How to make a humanoid robot walk

By Nicolas Mansard and Florent Lamiraux


The tutorial is performed inside a virtual machine, under VirtualBox. VirtualBox is a free software, available on most platforms (Linux, Windows, MacOS). The virtual machine runs a Ubuntu 12.04 64bits, with our software installed on it.

  • Install VirtualBox for your computer from here.
  • Download the virtual image. The image about 2Gb: expect from 10 minutes to 1 hour of downloading time, depending on the bandwidth from your network to our lab. Two versions are available ubuntu 12.04 64bits and ubuntu 12.04 32bits. Prefer 64bits in general, but use 32bits on Ubuntu 10.04 and older, Windows XP and 7 and other dilapidated systems.
  • Import the virtual image in VirtualBox, using the procedure described here.
  • Start the virtual machine. The system auto log on the main user (ID student, password student). This user owns sudoer privilege.
  • [optional] A complete tutorial about VirtualBox, along with an explaination of what is virtualization, is available here
  • [optinal] A Md5 checksum for each image is available here: 64bits and 32bits . This file can be used that the .ova file has been properly downloaded. Under Linux, check by first downloading both files .ova and .md5 in the same directory and then typing md5sum -c robotics.md5.

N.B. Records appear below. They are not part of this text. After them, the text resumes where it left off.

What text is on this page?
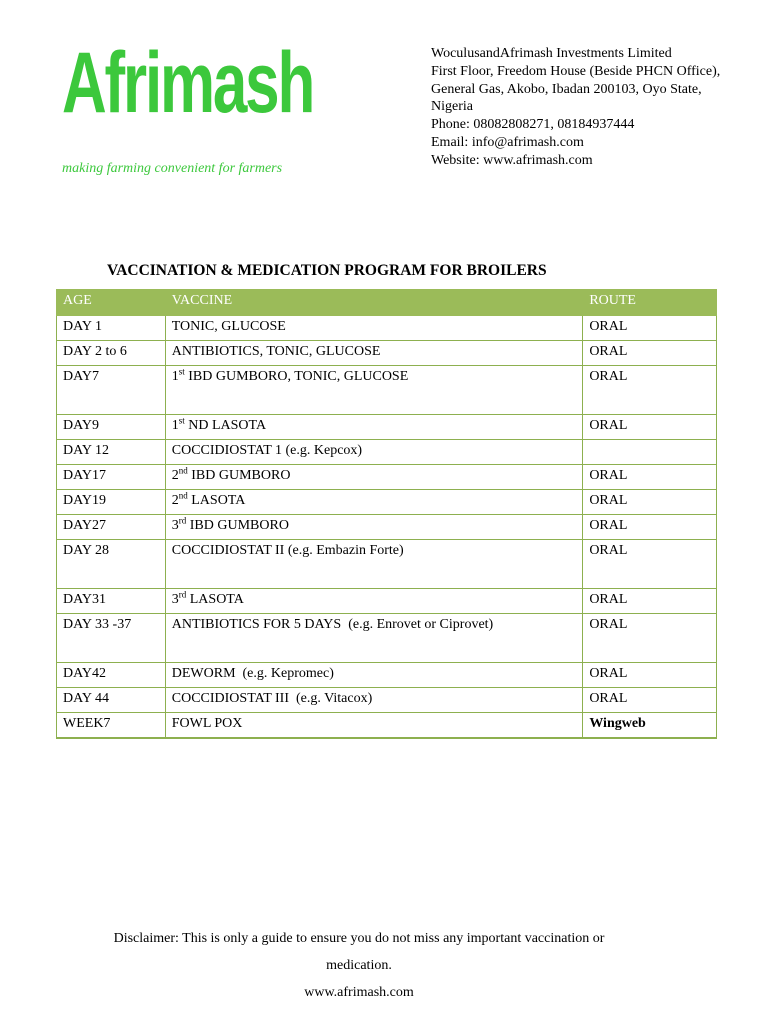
Afrimash
making farming convenient for farmers
WoculusandAfrimash Investments Limited
First Floor, Freedom House (Beside PHCN Office),
General Gas, Akobo, Ibadan 200103, Oyo State,
Nigeria
Phone: 08082808271, 08184937444
Email: info@afrimash.com
Website: www.afrimash.com
VACCINATION & MEDICATION PROGRAM FOR BROILERS
AGE	VACCINE	ROUTE
DAY 1	TONIC, GLUCOSE	ORAL
DAY 2 to 6	ANTIBIOTICS, TONIC, GLUCOSE	ORAL
DAY7	1st IBD GUMBORO, TONIC, GLUCOSE	ORAL
DAY9	1st ND LASOTA	ORAL
DAY 12	COCCIDIOSTAT 1 (e.g. Kepcox)	
DAY17	2nd IBD GUMBORO	ORAL
DAY19	2nd LASOTA	ORAL
DAY27	3rd IBD GUMBORO	ORAL
DAY 28	COCCIDIOSTAT II (e.g. Embazin Forte)	ORAL
DAY31	3rd LASOTA	ORAL
DAY 33 -37	ANTIBIOTICS FOR 5 DAYS  (e.g. Enrovet or Ciprovet)	ORAL
DAY42	DEWORM  (e.g. Kepromec)	ORAL
DAY 44	COCCIDIOSTAT III  (e.g. Vitacox)	ORAL
WEEK7	FOWL POX	Wingweb
Disclaimer: This is only a guide to ensure you do not miss any important vaccination or
medication.
www.afrimash.com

From inside the virtual machine, start Firefox. All the instructions for the tutorial are given in the two tabulations.

The first part of the tutorial (first tabulation) presents inverse kinematics. The practical goal is to make a humanoid robot grab a ball while staying balance. The main concepts inside this first part are SE(3) geometry, robot kinematics tree and Newton's optimization methods. The full text of this first part is also available here.

The second part of the tutorial (second tabulation) presents optimal control and its application to design a walking pattern generator. The practical objectives are to compute the optimal trajectory of the center of mass of the robot, and to track this trajectory with the robot full body. The main concepts are optimal control through direct resolutions. The full text of this second part is also available here. The slides documenting this part are available here.